A teenager with autism becomes embroiled in the murder of a neighbor—but as culprit or witness?
Comparisons of this novel with The Curious Incident of the Dog in the Night-time (2003) will be inevitable but, sadly, unwarranted. Thirteen-year-old Jasper Wishart, the protagonist of Harris’ first novel for adults (after having written YA under a pseudonym), is on the spectrum, and what an infinitely varied spectrum it is. He has synesthesia—sights and, particularly, in his case, sounds evoke a range of colors most people can’t see. But he is face-blind, unable to recognize even those closest to him except by hue of voice and clothing.
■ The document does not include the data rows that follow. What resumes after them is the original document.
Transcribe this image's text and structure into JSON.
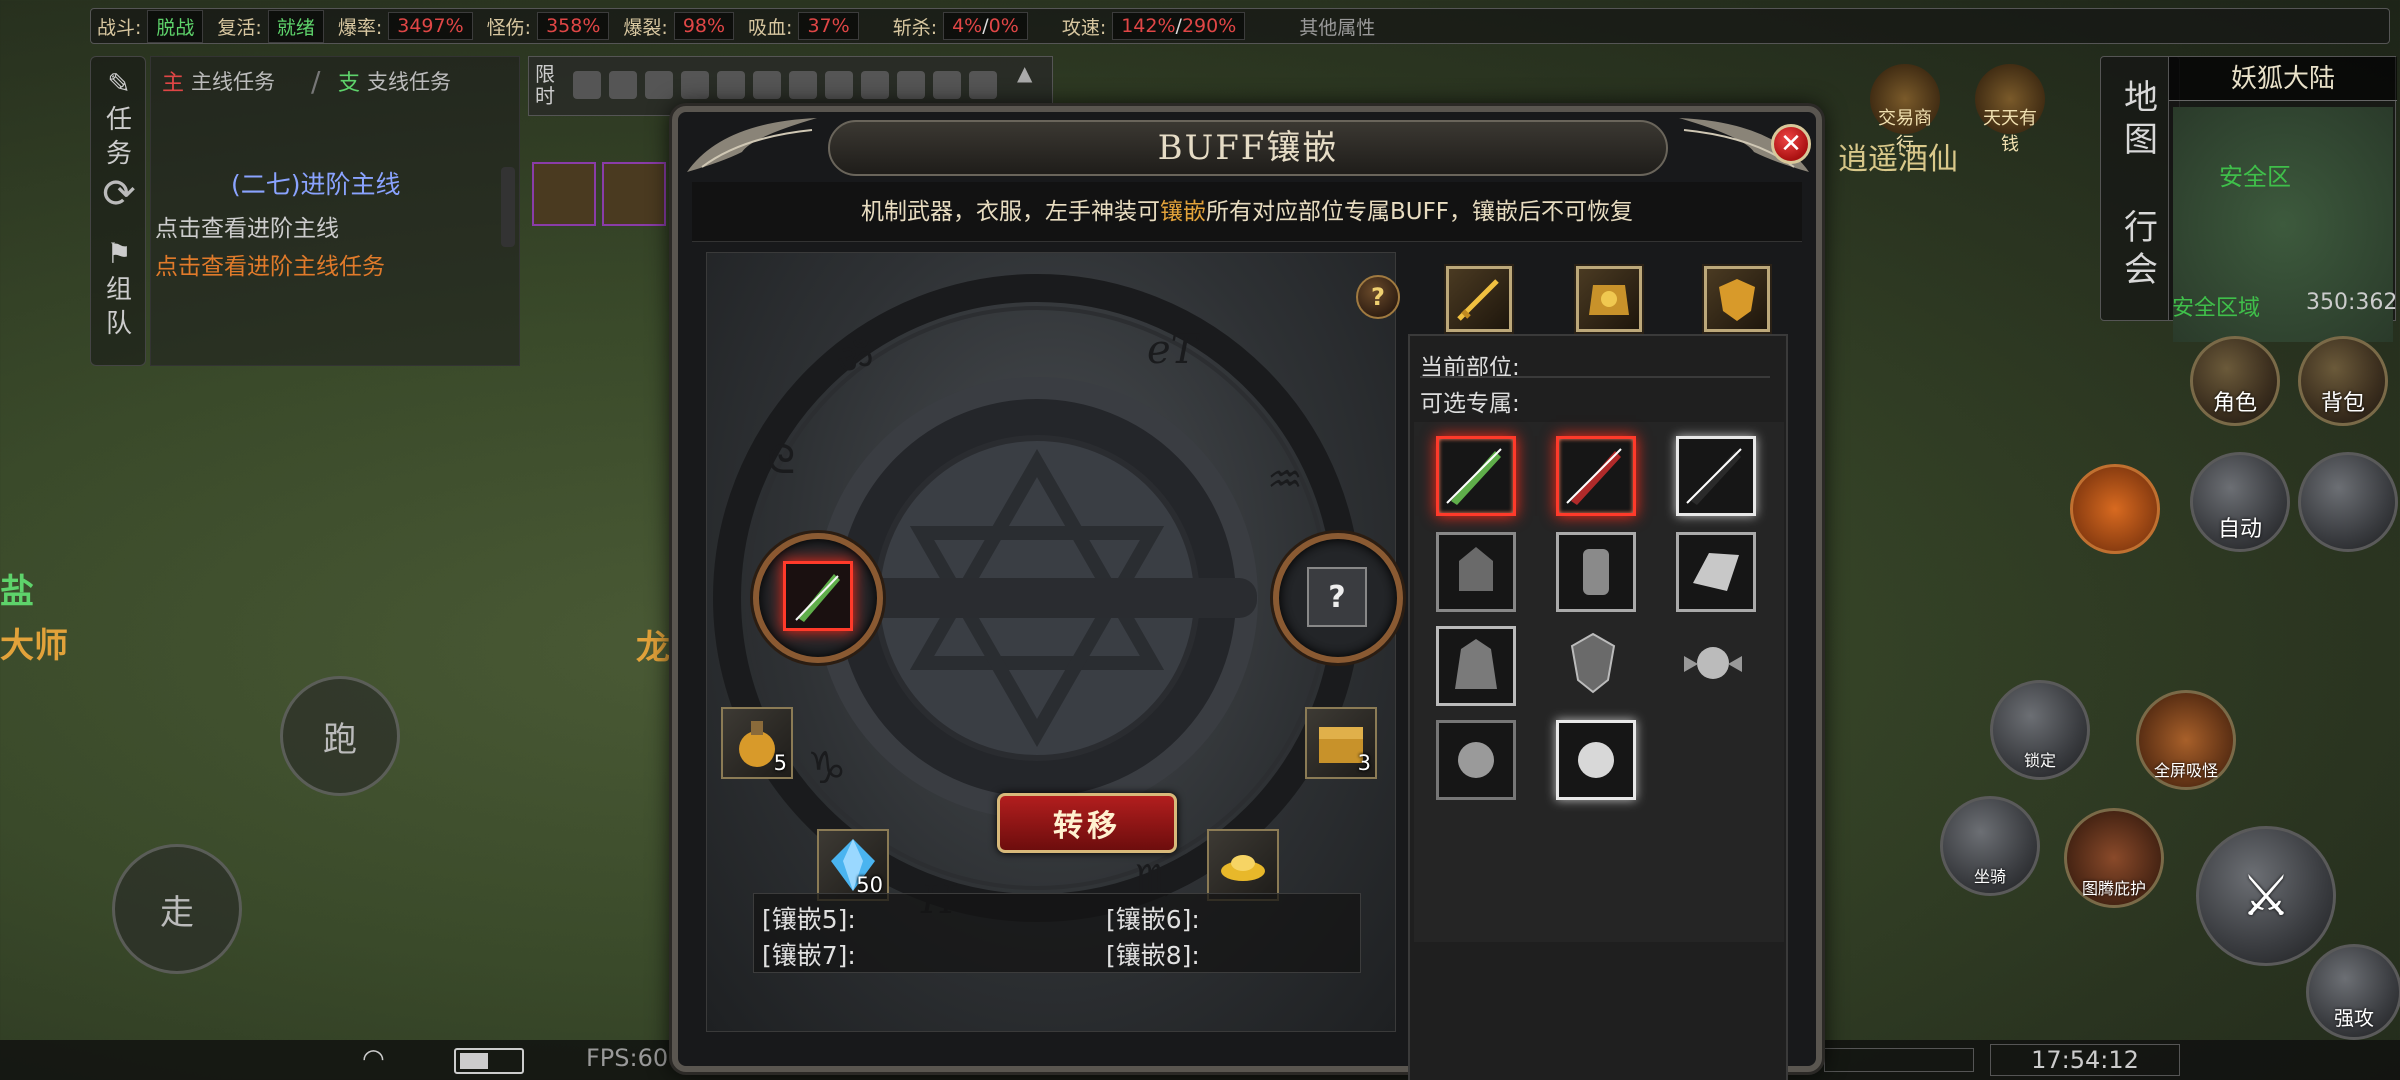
{
  "topbar": {
    "stats": [
      {
        "label": "战斗:",
        "value": "脱战",
        "color": "green"
      },
      {
        "label": "复活:",
        "value": "就绪",
        "color": "green"
      },
      {
        "label": "爆率:",
        "value": "3497%",
        "color": "red"
      },
      {
        "label": "怪伤:",
        "value": "358%",
        "color": "red"
      },
      {
        "label": "爆裂:",
        "value": "98%",
        "color": "red"
      },
      {
        "label": "吸血:",
        "value": "37%",
        "color": "red"
      }
    ],
    "kill": {
      "label": "斩杀:",
      "v1": "4%",
      "sep": "/",
      "v2": "0%"
    },
    "speed": {
      "label": "攻速:",
      "v1": "142%",
      "sep": "/",
      "v2": "290%"
    },
    "other": "其他属性"
  },
  "quest": {
    "side_task": "任务",
    "side_team": "组队",
    "tab_main_badge": "主",
    "tab_main": "主线任务",
    "tab_branch_badge": "支",
    "tab_branch": "支线任务",
    "title": "(二七)进阶主线",
    "line1": "点击查看进阶主线",
    "line2": "点击查看进阶主线任务"
  },
  "limited_label": "限时",
  "right": {
    "map_btn": "地图",
    "guild_btn": "行会",
    "map_name": "妖狐大陆",
    "safe_zone": "安全区",
    "safe_area": "安全区域",
    "coords": "350:362",
    "banner1": "交易商行",
    "banner2": "天天有钱",
    "banner3": "逍遥酒仙",
    "btn_role": "角色",
    "btn_bag": "背包",
    "btn_auto": "自动",
    "btn_fullscreen": "全屏吸怪",
    "btn_mount": "坐骑",
    "btn_guard": "图腾庇护",
    "btn_force": "强攻",
    "btn_lock": "锁定"
  },
  "left": {
    "run": "跑",
    "walk": "走",
    "npc1": "盐",
    "npc2": "大师",
    "npc3": "龙"
  },
  "bottom": {
    "fps": "FPS:60",
    "clock": "17:54:12"
  },
  "dialog": {
    "title": "BUFF镶嵌",
    "close": "✕",
    "desc_prefix": "机制武器，衣服，左手神装可",
    "desc_highlight": "镶嵌",
    "desc_suffix": "所有对应部位专属BUFF，镶嵌后不可恢复",
    "help": "?",
    "right_slot": "?",
    "transfer": "转移",
    "count_potion": "5",
    "count_box": "3",
    "count_crystal": "50",
    "inlay5": "[镶嵌5]:",
    "inlay6": "[镶嵌6]:",
    "inlay7": "[镶嵌7]:",
    "inlay8": "[镶嵌8]:",
    "current_part": "当前部位:",
    "optional": "可选专属:"
  },
  "colors": {
    "accent_red": "#e04646",
    "accent_green": "#5ed36b",
    "gold": "#e2a23a"
  }
}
He takes everything literally, including metaphors, idioms, and empty threats, like those of his blustery neighbor David Gilbert. The narrative, told exclusively from Jasper’s first-person perspective, ratchets between past and present as Jasper tries to reconstruct events in his London street by painting the colors of his memories. He thinks he killed his new neighbor, Bee Larkham, but has only disordered images, a bloodied knife, and his own stomach slash wound as evidence. His father, who has raised Jasper alone since the deaths of his mother and grandmother, is coping by covering up—Jasper is sure Dad disposed of Bee’s body. Jasper recalls how Bee, a musician and Australian transplant, fomented neighborhood squabbles by blaring loud music and deliberately luring wild parakeets to feeders in her front yard. (These descendants of escaped pet birds have become an invasive pest in the U.K.) Even more disruptive is Bee’s questionable behavior with her young music students, especially Jasper’s schoolmate Lucas Drury. Although Harris strives to keep things coherent with chapter headings dated using Jasper’s idiosyncratic color markers, readers must work to make sense of it all. Unpacking Jasper’s color-coded reality becomes as tedious as deciphering hieroglyphics. Those few instances when Jasper delivers a straight narrative are essential for exposition purposes but feel like a violation of the novel’s fourth wall. The end result of Harris’ determination to spare no synesthetic detail, is, well, monochromatic.
A potentially engaging mystery embedded in an overly daunting puzzle.